RNA interactome capture provides new insights into embryo development

Two recent reports have determined the RNA interactome of Drosophila melanogaster embryos, revealing hundreds of novel RBPs. One of this works study the plasticity of the RBPome during development by comparing RNA-binding activities in early and late embryo. This analysis reveal the high adaptation capacity of the RBPome to physiological changes.

Nat Commun. 2016 Jul 5;7:12128. doi: 10.1038/ncomms12128.

Global changes of the RNA-bound proteome during the maternal-to-zygotic transition in Drosophila.

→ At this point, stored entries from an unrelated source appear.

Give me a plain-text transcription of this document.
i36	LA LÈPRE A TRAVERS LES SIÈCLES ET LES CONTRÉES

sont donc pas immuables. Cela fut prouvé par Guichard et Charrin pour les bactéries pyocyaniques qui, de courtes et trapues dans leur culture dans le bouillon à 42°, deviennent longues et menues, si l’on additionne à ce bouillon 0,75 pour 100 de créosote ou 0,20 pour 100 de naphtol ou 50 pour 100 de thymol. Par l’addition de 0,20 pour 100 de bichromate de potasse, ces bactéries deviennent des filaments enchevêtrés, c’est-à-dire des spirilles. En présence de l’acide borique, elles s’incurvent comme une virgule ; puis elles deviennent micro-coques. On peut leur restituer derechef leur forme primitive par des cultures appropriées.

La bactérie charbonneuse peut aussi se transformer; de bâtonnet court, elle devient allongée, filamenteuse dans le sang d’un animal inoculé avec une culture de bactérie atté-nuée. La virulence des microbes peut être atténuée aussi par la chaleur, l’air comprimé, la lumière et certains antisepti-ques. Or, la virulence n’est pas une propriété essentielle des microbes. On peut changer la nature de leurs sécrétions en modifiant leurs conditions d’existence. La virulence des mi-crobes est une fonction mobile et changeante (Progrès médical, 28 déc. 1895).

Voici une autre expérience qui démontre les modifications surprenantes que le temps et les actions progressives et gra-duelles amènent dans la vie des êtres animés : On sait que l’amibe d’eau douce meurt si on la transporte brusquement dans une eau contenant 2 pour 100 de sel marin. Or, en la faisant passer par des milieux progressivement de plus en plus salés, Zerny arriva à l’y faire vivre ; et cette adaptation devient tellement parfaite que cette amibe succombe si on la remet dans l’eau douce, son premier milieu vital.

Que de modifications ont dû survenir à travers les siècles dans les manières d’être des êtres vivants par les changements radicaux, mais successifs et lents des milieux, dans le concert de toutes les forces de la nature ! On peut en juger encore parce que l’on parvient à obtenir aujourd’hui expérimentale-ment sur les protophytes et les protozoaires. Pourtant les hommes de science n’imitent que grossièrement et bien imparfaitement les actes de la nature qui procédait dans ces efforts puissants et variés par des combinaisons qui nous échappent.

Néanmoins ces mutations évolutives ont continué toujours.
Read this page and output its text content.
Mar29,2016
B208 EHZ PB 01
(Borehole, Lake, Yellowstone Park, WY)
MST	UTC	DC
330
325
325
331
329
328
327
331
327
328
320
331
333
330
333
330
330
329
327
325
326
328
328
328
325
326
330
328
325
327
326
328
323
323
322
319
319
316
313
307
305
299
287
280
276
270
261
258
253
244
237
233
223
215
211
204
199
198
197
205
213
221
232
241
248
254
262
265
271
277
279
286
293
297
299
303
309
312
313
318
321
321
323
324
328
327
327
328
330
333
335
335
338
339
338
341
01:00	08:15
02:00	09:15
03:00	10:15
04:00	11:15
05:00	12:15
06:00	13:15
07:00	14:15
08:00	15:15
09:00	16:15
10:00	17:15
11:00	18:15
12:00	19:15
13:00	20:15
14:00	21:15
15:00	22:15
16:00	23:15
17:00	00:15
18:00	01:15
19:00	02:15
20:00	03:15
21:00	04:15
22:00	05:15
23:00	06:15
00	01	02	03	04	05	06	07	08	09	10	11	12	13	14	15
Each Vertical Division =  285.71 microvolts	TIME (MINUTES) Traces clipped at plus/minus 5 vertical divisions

The maternal-to-zygotic transition (MZT) is a process that occurs in animal embryos at the earliest developmental stages, during which maternally deposited mRNAs and other molecules are degraded and replaced by products of the zygotic genome. The zygotic genome is not activated immediately upon fertilization, and in the pre-MZT embryo post-transcriptional control by RNA-binding proteins (RBPs) orchestrates the first steps of development. To identify relevant Drosophila RBPs organism-wide, we refined the RNA interactome capture method for comparative analysis of the pre- and post-MZT embryos. We determine 523 proteins as high-confidence RBPs, half of which were not previously reported to bind RNA. Comparison of the RNA interactomes of pre- and post-MZT embryos reveals high dynamicity of the RNA-bound proteome during early development, and suggests active regulation of RNA binding of some RBPs. This resource provides unprecedented insight into the system of RBPs that govern the earliest steps of Drosophila development.

Genome Res. 2016 Jul;26(7):1000-9. doi: 10.1101/gr.200386.115. Epub 2016 Apr 28.

The mRNA-bound proteome of the early fly embryo.

Early embryogenesis is characterized by the maternal to zygotic transition (MZT), in which maternally deposited messenger RNAs are degraded while zygotic transcription begins. Before the MZT, post-transcriptional gene regulation by RNA-binding proteins (RBPs) is the dominant force in embryo patterning. We used two mRNA interactome capture methods to identify RBPs bound to polyadenylated transcripts within the first 2 h of Drosophila melanogaster embryogenesis. We identified a high-confidence set of 476 putative RBPs and confirmed RNA-binding activities for most of 24 tested candidates. Most proteins in the interactome are known RBPs or harbor canonical RBP features, but 99 exhibited previously uncharacterized RNA-binding activity. mRNA-bound RBPs and TFs exhibit distinct expression dynamics, in which the newly identified RBPs dominate the first 2 h of embryonic development. Integrating our resource with in situ hybridization data from existing databases showed that mRNAs encoding RBPs are enriched in posterior regions of the early embryo, suggesting their general importance in posterior patterning and germ cell maturation.

The new (dis)order in RNA biology

The current paradigm of RNA-binding proteins is that they contain regions, or domains, that fold tightly into an ordered interaction platform that mediate RNA binding. In this review, we describe how this paradigm has been challenged by studies showing that other, hitherto neglected regions in RNA-binding proteins, which in spite of being intrinsically disordered, can play key functional roles in protein-RNA interactions. Proteins harbouring such disordered regions are involved in virtually every step of RNA regulation and, in some instances, have been implicated in disease. Based on exciting recent discoveries that indicate their unexpectedly pervasive role in RNA binding, we propose that the systematic study of disordered regions within RNA-binding proteins will shed light on poorly understood aspects of RNA biology and their implications in health and disease.